Réponse. Conformément aux dispositions de l’article 1397, premier alinéa, du Code civil, il n’est pas nécessaire que le partage de la communauté soit fait dans l’acte notarié. En revanche, cet acte notarié doit, de façon obligatoire et à peine de nullité, rapporter la liquidation du régime matrimonial, en l’espèce celui de la communauté. L’acte du notaire devra donc rapporter :
la liquidation des reprises et récompenses (indemnités dues par la communauté ou à son profit) ;
la liquidation de la communauté : actif, passif, balance pour déterminer l’actif net,
la détermination des droits des parties et la fixation du passif à acquitter.
Ces dispositions s’appliquent aussi en cas de passation au régime de la communauté universelle des biens.

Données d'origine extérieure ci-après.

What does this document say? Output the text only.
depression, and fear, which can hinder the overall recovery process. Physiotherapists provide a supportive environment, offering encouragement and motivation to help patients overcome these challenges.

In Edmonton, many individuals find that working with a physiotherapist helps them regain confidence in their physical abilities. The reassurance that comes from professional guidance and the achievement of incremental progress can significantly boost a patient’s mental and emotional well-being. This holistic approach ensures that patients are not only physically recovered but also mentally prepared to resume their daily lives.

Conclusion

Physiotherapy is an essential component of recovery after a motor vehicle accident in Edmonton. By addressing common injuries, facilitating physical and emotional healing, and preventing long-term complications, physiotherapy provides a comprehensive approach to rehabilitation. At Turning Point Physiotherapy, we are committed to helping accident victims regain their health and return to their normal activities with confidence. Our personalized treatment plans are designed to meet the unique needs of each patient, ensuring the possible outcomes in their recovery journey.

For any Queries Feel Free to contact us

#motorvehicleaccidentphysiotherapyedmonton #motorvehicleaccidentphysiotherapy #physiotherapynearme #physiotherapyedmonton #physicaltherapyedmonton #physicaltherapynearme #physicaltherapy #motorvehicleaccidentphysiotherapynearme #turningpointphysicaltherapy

Lorsque le changement de régime matrimonial sera définitif, vous devrez procéder au partage effectif de votre ancienne communauté. Si vous ne le faites pas, comme c’est votre intention, le changement de régime matrimonial n’aura servi à rien. Dès lors vous feriez mieux de vous offrir une croisière en Méditerranée plutôt que d’engager des frais dans une opération sans aucun intérêt pour vous ni pour votre sécurité.
En effet, à défaut d’un partage de la communauté, les biens communs resteront dans un état d’indivision ordinaire. Cette situation est fâcheuse car elle a pour conséquence de laisser se pérenniser une situation précaire, celle de l’indivision, qui ne correspond ni aux intérêts de la famille ni à la protection des créanciers. Et tant que l’indivision post-communautaire n’est pas dénouée, l’époux le moins endetté est exposé aux poursuites, sur ses propres, des créanciers de son conjoint (C. civ., art. 1483, al. 2).
Au vu du texte (article 1483), vous noterez que, pour échapper aux poursuites des créanciers du conjoint, non seulement le partage doit être effectif, mais que ce partage doit être précédé d’un inventaire complet.
A noter enfin qu’un notaire qui accepterait de recevoir un tel acte et qui ne procéderait pas au partage de l’ancienne communauté engagerait sa responsabilité, du fait de l’absence d’intérêt pour la famille et en raison des risques de recours des créanciers. Il semble qu’une décharge de responsabilité (avis de conseil donné par le notaire) ne soit pas de nature à couvrir la responsabilité de l’officier public.
Aussi hors partage point de salut ni pour les époux ni pour le notaire.